AS HERESIAS DE SEMPRE. Um estudo interessante — que não sei se já foi feito — seria verificar em que medida se complementavam e auxiliavam dois fronts inimigos da Igreja, situados em seu próprio interior: o primeiro, composto por agentes infiltrados na hierarquia católica, provenientes sobretudo do comunismo; o segundo, por teólogos atuando na contramão das balizas conceituais permitidas pelo dogma.

Esse último inimigo — gente de dentro visando alterar a doutrina — sempre existiu na Igreja, denunciado desde o início já nas cartas do Novo Testamento. São os “falsos doutores” da 2ª carta de São Pedro, os “homens que semeiam a discórdia” da carta de São Judas, as “desarmonias na assembléia” da 1ª Carta aos coríntios de São Paulo, o qual até via com bons olhos as divisões, para que se destacassem os que realmente fossem ortodoxos.

Esse tipo de joio sempre existiu no trigal católico. Basta pensar, entre outras, nas heresias dos primeiros séculos (gnosticismo, milenarismo, montanismo, marcionismo, arianismo, pelagianismo, donatismo, nestorianismo), o movimento cátaro-albigense dos séculos XII e XIII, a filosofia nominalista à época da Escolástica, as várias rupturas protestantes do Renascimento, o jansenismo, o modernismo de fins do século XIX, a “teologia da libertação”.

Tratava-se de um inimigo à vista e, por mais danos que pudesse causar, como no caso do luteranismo, conheciam-se as idéias do opositor e suas táticas. Apesar de tudo, era uma praga que ainda se podia localizar e combater.

INFILTRAÇÃO COMUNISTA NA IGREJA CATÓLICA. Bem diferente foi a infiltração comunista na Igreja Católica, em meados do século XX. Tal infiltração já é fato conhecido, revelado por ex-comunistas ocidentais que se converteram ao cristianismo ou simplesmente rompiam com o Partido Comunista, aos quais se somaram desertores que ocupavam postos proeminentes em órgãos da administração soviética, um pouco antes da Perestróica.

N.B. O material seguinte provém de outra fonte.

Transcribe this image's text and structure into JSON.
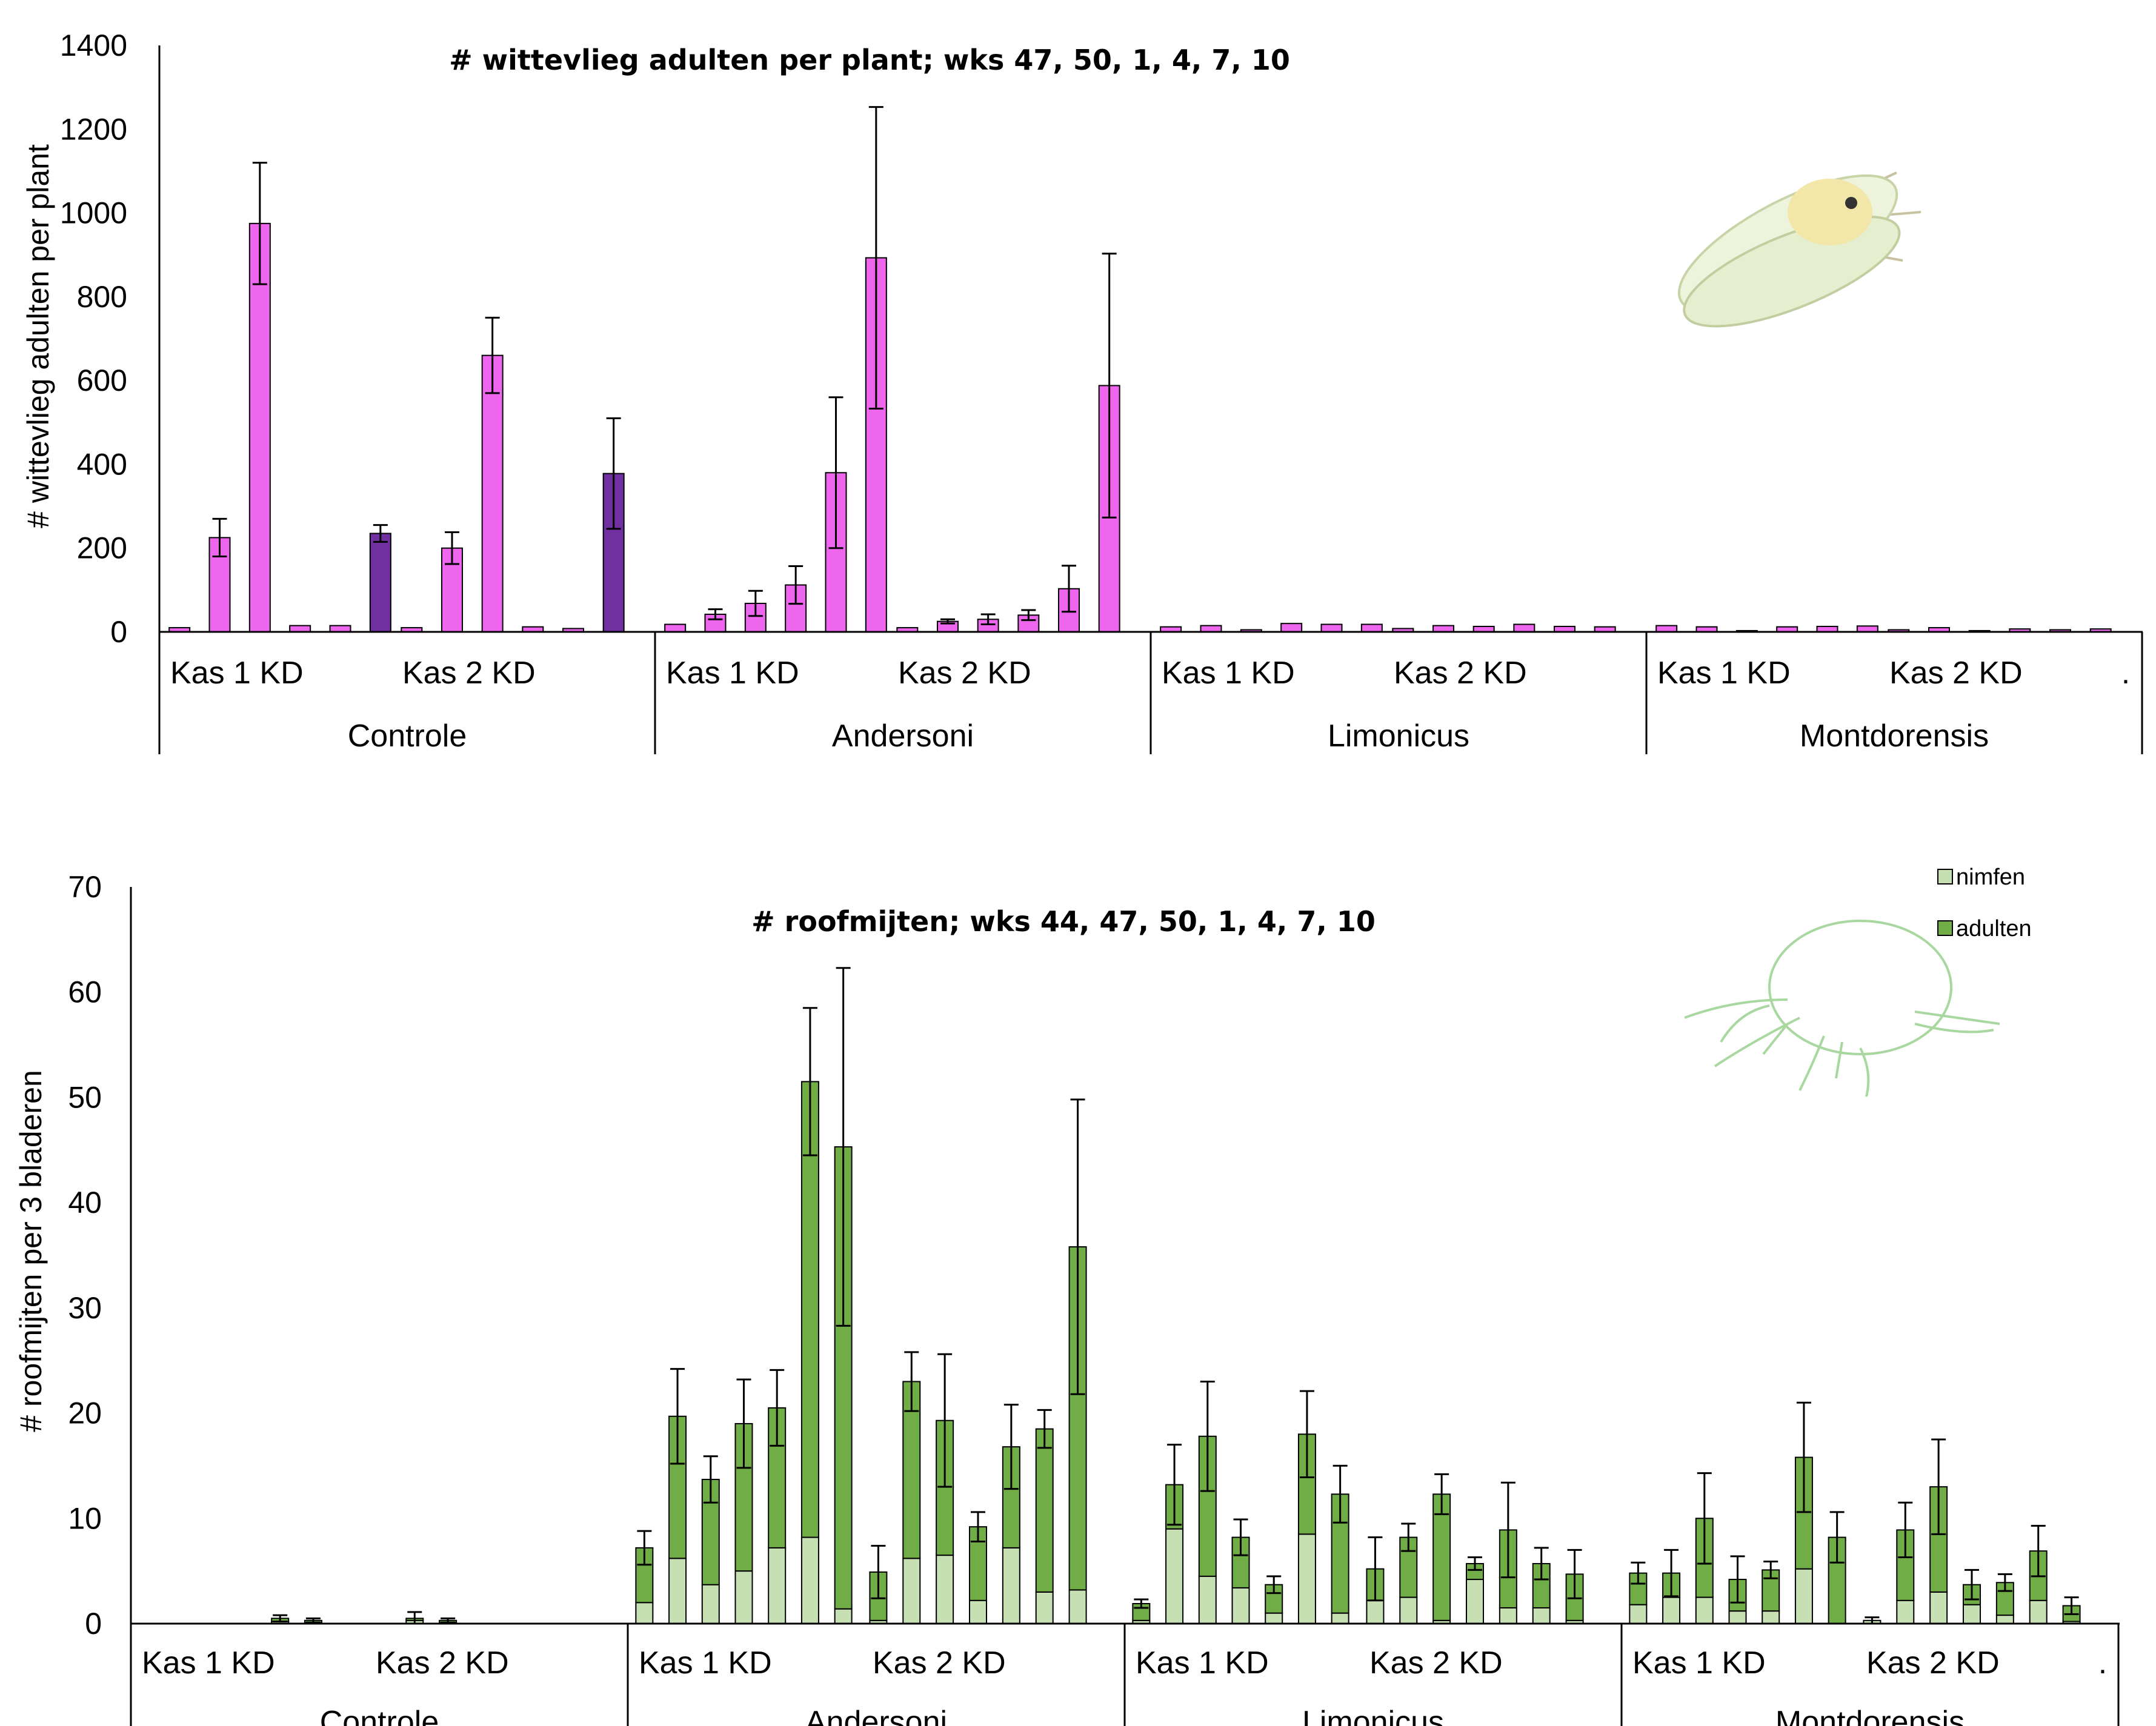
{
  "chart_data": [
    {
      "type": "bar",
      "title": "# wittevlieg adulten per plant; wks 47, 50, 1, 4, 7, 10",
      "xlabel": "",
      "ylabel": "# wittevlieg adulten per plant",
      "ylim": [
        0,
        1400
      ],
      "yticks": [
        "0",
        "200",
        "400",
        "600",
        "800",
        "1000",
        "1200",
        "1400"
      ],
      "grid": false,
      "groups": [
        "Controle",
        "Andersoni",
        "Limonicus",
        "Montdorensis"
      ],
      "subgroups": [
        "Kas 1 KD",
        "Kas 2 KD"
      ],
      "trailing_label": ".",
      "bars_per_subgroup": 6,
      "colors": {
        "bar": "#ee66ee",
        "highlight": "#7030a0"
      },
      "values": [
        [
          [
            10,
            225,
            975,
            15,
            15,
            235
          ],
          [
            10,
            200,
            660,
            12,
            8,
            378
          ]
        ],
        [
          [
            18,
            42,
            68,
            112,
            380,
            893
          ],
          [
            10,
            25,
            30,
            40,
            103,
            588
          ]
        ],
        [
          [
            12,
            15,
            5,
            20,
            18,
            18
          ],
          [
            8,
            15,
            13,
            18,
            13,
            12
          ]
        ],
        [
          [
            15,
            12,
            3,
            12,
            13,
            14
          ],
          [
            5,
            10,
            3,
            7,
            5,
            7
          ]
        ]
      ],
      "errors": [
        [
          [
            0,
            45,
            145,
            0,
            0,
            20
          ],
          [
            0,
            38,
            90,
            0,
            0,
            132
          ]
        ],
        [
          [
            0,
            12,
            30,
            45,
            180,
            360
          ],
          [
            0,
            5,
            12,
            12,
            55,
            315
          ]
        ],
        [
          [
            0,
            0,
            0,
            0,
            0,
            0
          ],
          [
            0,
            0,
            0,
            0,
            0,
            0
          ]
        ],
        [
          [
            0,
            0,
            0,
            0,
            0,
            0
          ],
          [
            0,
            0,
            0,
            0,
            0,
            0
          ]
        ]
      ],
      "highlight": [
        [
          [
            false,
            false,
            false,
            false,
            false,
            true
          ],
          [
            false,
            false,
            false,
            false,
            false,
            true
          ]
        ],
        [
          [
            false,
            false,
            false,
            false,
            false,
            false
          ],
          [
            false,
            false,
            false,
            false,
            false,
            false
          ]
        ],
        [
          [
            false,
            false,
            false,
            false,
            false,
            false
          ],
          [
            false,
            false,
            false,
            false,
            false,
            false
          ]
        ],
        [
          [
            false,
            false,
            false,
            false,
            false,
            false
          ],
          [
            false,
            false,
            false,
            false,
            false,
            false
          ]
        ]
      ]
    },
    {
      "type": "bar",
      "stacked": true,
      "title": "# roofmijten; wks 44, 47, 50, 1, 4, 7, 10",
      "xlabel": "",
      "ylabel": "# roofmijten per 3 bladeren",
      "ylim": [
        0,
        70
      ],
      "yticks": [
        "0",
        "10",
        "20",
        "30",
        "40",
        "50",
        "60",
        "70"
      ],
      "grid": false,
      "legend_position": "top-right",
      "groups": [
        "Controle",
        "Andersoni",
        "Limonicus",
        "Montdorensis"
      ],
      "subgroups": [
        "Kas 1 KD",
        "Kas 2 KD"
      ],
      "trailing_label": ".",
      "bars_per_subgroup": 7,
      "series": [
        {
          "name": "nimfen",
          "color": "#c6e0b4",
          "values": [
            [
              [
                0,
                0,
                0,
                0,
                0.2,
                0.1,
                0
              ],
              [
                0,
                0.3,
                0.1,
                0,
                0,
                0,
                0
              ]
            ],
            [
              [
                2,
                6.2,
                3.7,
                5,
                7.2,
                8.2,
                1.4
              ],
              [
                0.3,
                6.2,
                6.5,
                2.2,
                7.2,
                3,
                3.2
              ]
            ],
            [
              [
                0.3,
                9,
                4.5,
                3.4,
                1,
                8.5,
                1
              ],
              [
                2.2,
                2.5,
                0.3,
                4.2,
                1.5,
                1.5,
                0.3
              ]
            ],
            [
              [
                1.8,
                2.5,
                2.5,
                1.2,
                1.2,
                5.2,
                0
              ],
              [
                0.3,
                2.2,
                3,
                1.8,
                0.8,
                2.2,
                0.2
              ]
            ]
          ]
        },
        {
          "name": "adulten",
          "color": "#70ad47",
          "values": [
            [
              [
                0,
                0,
                0,
                0,
                0.3,
                0.2,
                0
              ],
              [
                0,
                0.2,
                0.2,
                0,
                0,
                0,
                0
              ]
            ],
            [
              [
                5.2,
                13.5,
                10,
                14,
                13.3,
                43.3,
                43.9
              ],
              [
                4.6,
                16.8,
                12.8,
                7,
                9.6,
                15.5,
                32.6
              ]
            ],
            [
              [
                1.6,
                4.2,
                13.3,
                4.8,
                2.7,
                9.5,
                11.3
              ],
              [
                3,
                5.7,
                12,
                1.5,
                7.4,
                4.2,
                4.4
              ]
            ],
            [
              [
                3,
                2.3,
                7.5,
                3,
                3.9,
                10.6,
                8.2
              ],
              [
                0,
                6.7,
                10,
                1.9,
                3.1,
                4.7,
                1.5
              ]
            ]
          ]
        }
      ],
      "errors": [
        [
          [
            0,
            0,
            0,
            0,
            0.3,
            0.2,
            0
          ],
          [
            0,
            0.6,
            0.2,
            0,
            0,
            0,
            0
          ]
        ],
        [
          [
            1.6,
            4.5,
            2.2,
            4.2,
            3.6,
            7,
            17
          ],
          [
            2.5,
            2.8,
            6.3,
            1.4,
            4,
            1.8,
            14
          ]
        ],
        [
          [
            0.4,
            3.8,
            5.2,
            1.7,
            0.8,
            4.1,
            2.7
          ],
          [
            3,
            1.3,
            1.9,
            0.6,
            4.5,
            1.5,
            2.3
          ]
        ],
        [
          [
            1,
            2.2,
            4.3,
            2.2,
            0.8,
            5.2,
            2.4
          ],
          [
            0.3,
            2.6,
            4.5,
            1.4,
            0.8,
            2.4,
            0.8
          ]
        ]
      ]
    }
  ]
}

Segundo eles, a União Soviética já vinha adotando desde a década de 1930 uma política mundial para introduzir agentes vermelhos na hierarquia católica. O catolicismo — declaradamente anticomunista — era tido por Moscou como o grande inimigo a abater, com seus tentáculos reacionários espalhados por boa parte do mundo. Como tornar vitoriosa a luta de classes, enquanto houvesse um padre falando mal do comunismo na mais insignificante das paróquias?

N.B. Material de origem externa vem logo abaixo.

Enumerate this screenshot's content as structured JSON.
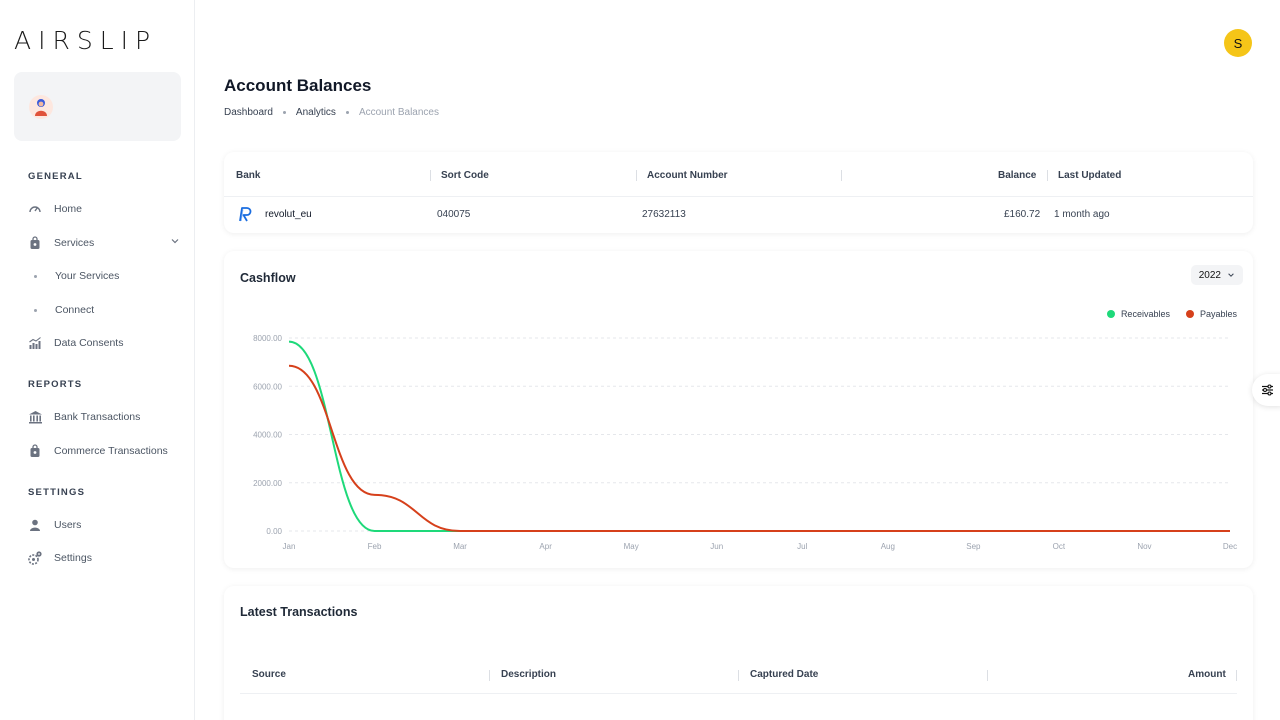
{
  "app": {
    "logo": "AIRSLIP"
  },
  "sidebar": {
    "sections": [
      {
        "label": "GENERAL"
      },
      {
        "label": "REPORTS"
      },
      {
        "label": "SETTINGS"
      }
    ],
    "items": {
      "home": "Home",
      "services": "Services",
      "your_services": "Your Services",
      "connect": "Connect",
      "data_consents": "Data Consents",
      "bank_transactions": "Bank Transactions",
      "commerce_transactions": "Commerce Transactions",
      "users": "Users",
      "settings": "Settings"
    }
  },
  "header": {
    "avatar_initial": "S"
  },
  "page": {
    "title": "Account Balances",
    "breadcrumb": [
      "Dashboard",
      "Analytics",
      "Account Balances"
    ]
  },
  "accounts_table": {
    "columns": [
      "Bank",
      "Sort Code",
      "Account Number",
      "Balance",
      "Last Updated"
    ],
    "rows": [
      {
        "bank": "revolut_eu",
        "sort_code": "040075",
        "account_number": "27632113",
        "balance": "£160.72",
        "last_updated": "1 month ago"
      }
    ]
  },
  "cashflow": {
    "title": "Cashflow",
    "year": "2022"
  },
  "chart_data": {
    "type": "line",
    "title": "Cashflow",
    "categories": [
      "Jan",
      "Feb",
      "Mar",
      "Apr",
      "May",
      "Jun",
      "Jul",
      "Aug",
      "Sep",
      "Oct",
      "Nov",
      "Dec"
    ],
    "y_ticks": [
      "8000.00",
      "6000.00",
      "4000.00",
      "2000.00",
      "0.00"
    ],
    "ylim": [
      0,
      8000
    ],
    "grid": true,
    "legend_position": "top-right",
    "series": [
      {
        "name": "Receivables",
        "color": "#1ed97a",
        "values": [
          7850,
          0,
          0,
          0,
          0,
          0,
          0,
          0,
          0,
          0,
          0,
          0
        ]
      },
      {
        "name": "Payables",
        "color": "#d6401b",
        "values": [
          6850,
          1500,
          0,
          0,
          0,
          0,
          0,
          0,
          0,
          0,
          0,
          0
        ]
      }
    ]
  },
  "latest": {
    "title": "Latest Transactions",
    "columns": [
      "Source",
      "Description",
      "Captured Date",
      "Amount"
    ]
  }
}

Duas estratégias foram utilizadas contra a Igreja: introduzir nos seminários católicos membros da juventude comunista, cuidadosamente selecionados pelo Partido Comunista, para atuarem de maneira específica; ou, simplesmente, jovens de natureza rebelde, não obrigatoriamente filiados ao Partido, mas que, uma vez ordenados sacerdotes, dificilmente se conformariam com as normas morais da Igreja e sua doutrina. Não interessava aos comunistas destruir a instituição católica, mas unicamente remodelá-la, tornando-a de tal modo desfigurada e aderida ao mundo, que o ser ou o não-ser católico fossem, afinal, a mesma coisa.

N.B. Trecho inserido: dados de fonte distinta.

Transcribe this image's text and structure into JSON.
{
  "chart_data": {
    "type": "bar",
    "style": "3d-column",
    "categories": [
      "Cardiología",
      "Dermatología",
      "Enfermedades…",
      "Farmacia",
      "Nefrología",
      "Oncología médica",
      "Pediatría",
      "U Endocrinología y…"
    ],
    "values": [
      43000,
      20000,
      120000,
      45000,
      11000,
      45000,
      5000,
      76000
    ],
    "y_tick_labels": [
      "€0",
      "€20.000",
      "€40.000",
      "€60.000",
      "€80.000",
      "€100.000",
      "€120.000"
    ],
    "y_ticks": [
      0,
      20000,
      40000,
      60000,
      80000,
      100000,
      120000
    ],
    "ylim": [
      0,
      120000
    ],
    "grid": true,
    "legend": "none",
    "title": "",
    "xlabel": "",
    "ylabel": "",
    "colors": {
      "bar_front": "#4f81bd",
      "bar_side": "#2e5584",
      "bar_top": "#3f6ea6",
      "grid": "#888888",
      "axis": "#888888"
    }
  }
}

Não é difícil imaginar os efeitos desastrosos que aqueles jovens infiltrados nos anos 30 teriam provocado no catolicismo, depois de ordenados. O que pregavam em suas homilias paroquianas? O que ensinavam nos seminários e universidades católicas, quando se transformavam em professores e teólogos? Como conduziam suas dioceses, quando eram nomeados bispos? Qual foi o grau de corrupção que, efetivamente, provocaram nas instituições católicas?

Em boa parte, a resposta estará na situação deplorável em que se encontra a Igreja atualmente, mais voltada para a integração das pessoas no mundo que para a salvação eterna das almas.